Weronika is a sweet child full of energy and smiles, and one of the first children from Poland diagnosed with KIF1A Associated Neurological Disorder.
My daughter Weronika was born on October 20th, 2016, in Cracow, Poland.
At birth she scored the highest number on the Apgar scale – 10 out of 10. The Apgar score is an assessment of how a baby is doing at birth.
At two weeks she was put into a cast for club feet. She wore the cast for two months.
At five months together with Weronika’s dad, we noticed psychomotor delay. Weronika showed stiffness in her extremities and an inability to focus her eyes.
Besides the EEG, CT and MRI, tests were done and Weronika was diagnosed with partial agenesis of corpus callosum – a brain defect in which the two hemispheres of the brain are not connected. The brain defect may be the reason why Weronika has Cortical Visual Impairment.

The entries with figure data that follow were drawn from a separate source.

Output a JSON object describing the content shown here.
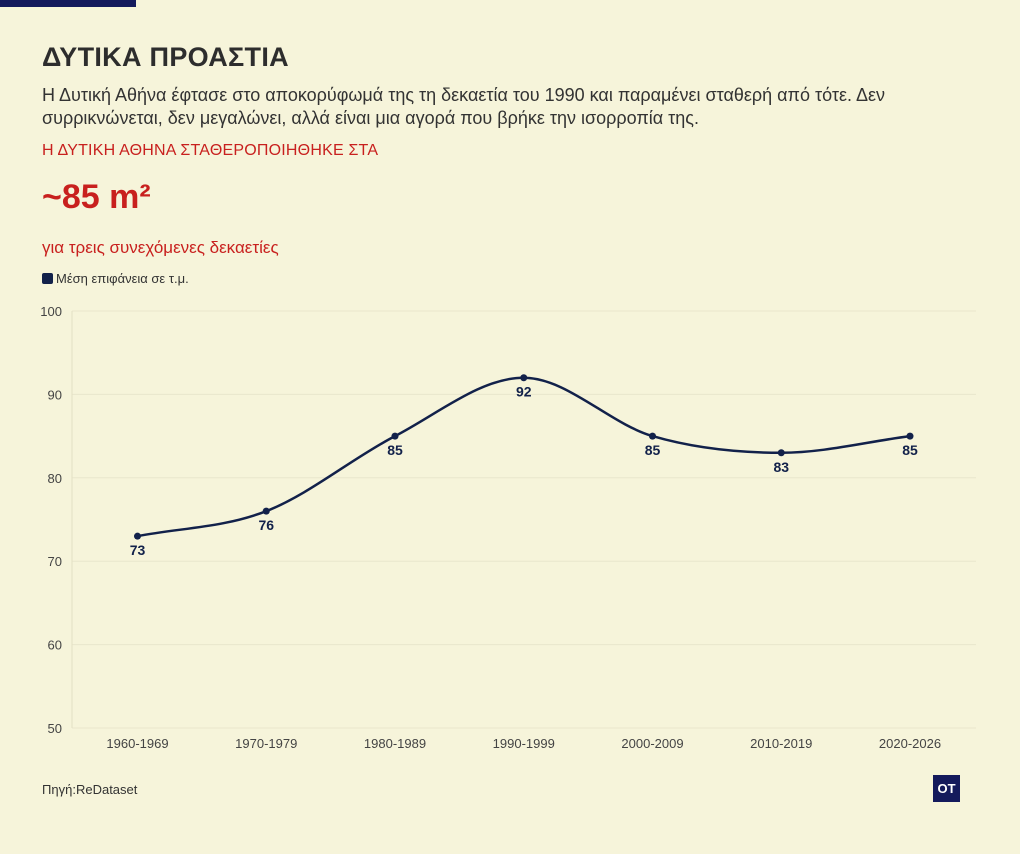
{
  "header": {
    "title": "ΔΥΤΙΚΑ ΠΡΟΑΣΤΙΑ",
    "subtitle": "Η Δυτική Αθήνα έφτασε στο αποκορύφωμά της τη δεκαετία του 1990 και παραμένει σταθερή από τότε. Δεν συρρικνώνεται, δεν μεγαλώνει, αλλά είναι μια αγορά που βρήκε την ισορροπία της.",
    "kicker": "Η ΔΥΤΙΚΗ ΑΘΗΝΑ ΣΤΑΘΕΡΟΠΟΙΗΘΗΚΕ ΣΤΑ",
    "big_number": "~85 m²",
    "big_caption": "για τρεις συνεχόμενες δεκαετίες"
  },
  "footer": {
    "source": "Πηγή:ReDataset",
    "logo": "OT"
  },
  "colors": {
    "background": "#f6f4da",
    "accent": "#c8201e",
    "line": "#12214a"
  },
  "chart_data": {
    "type": "line",
    "categories": [
      "1960-1969",
      "1970-1979",
      "1980-1989",
      "1990-1999",
      "2000-2009",
      "2010-2019",
      "2020-2026"
    ],
    "series": [
      {
        "name": "Μέση επιφάνεια σε τ.μ.",
        "values": [
          73,
          76,
          85,
          92,
          85,
          83,
          85
        ]
      }
    ],
    "ylim": [
      50,
      100
    ],
    "yticks": [
      50,
      60,
      70,
      80,
      90,
      100
    ],
    "grid": true,
    "legend_position": "top-left",
    "data_labels": true,
    "smooth": true
  }
}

Weronika makes psychomotor progress. She moves her hands and legs more efficiently, and keeps her head upright. Every day, she focuses better on objects and faces. She is not sitting alone yet, but is sitting with the help of an adult.
Weronika is intensively rehabilitated. Weronika attends various therapy, such as: NDT Bobath therapy, Vojta therapy, speech and eating therapy, vision therapy, psychology, sensory integration (SI), alternative communication (AAC-Augmentative and alternative communication).
Weronika also receives stem cell therapy. We see that her vision problems are smaller after therapy.
Despite so many activities, Weronika is a child full of energy and smiles. Every day becomes more beautiful when I see joy on her sweet face.
I believe in my daughter and that is why I am sure that Weronika will overcome her weaknesses and will be independent for some time.
Thank you for sharing your beautiful story!Your daughter must be a strong Warrior and I’m sure you are very proud of her! My granddaughter has kif1a, I enjoy hearing other families stories!!! we’re all in this fight together!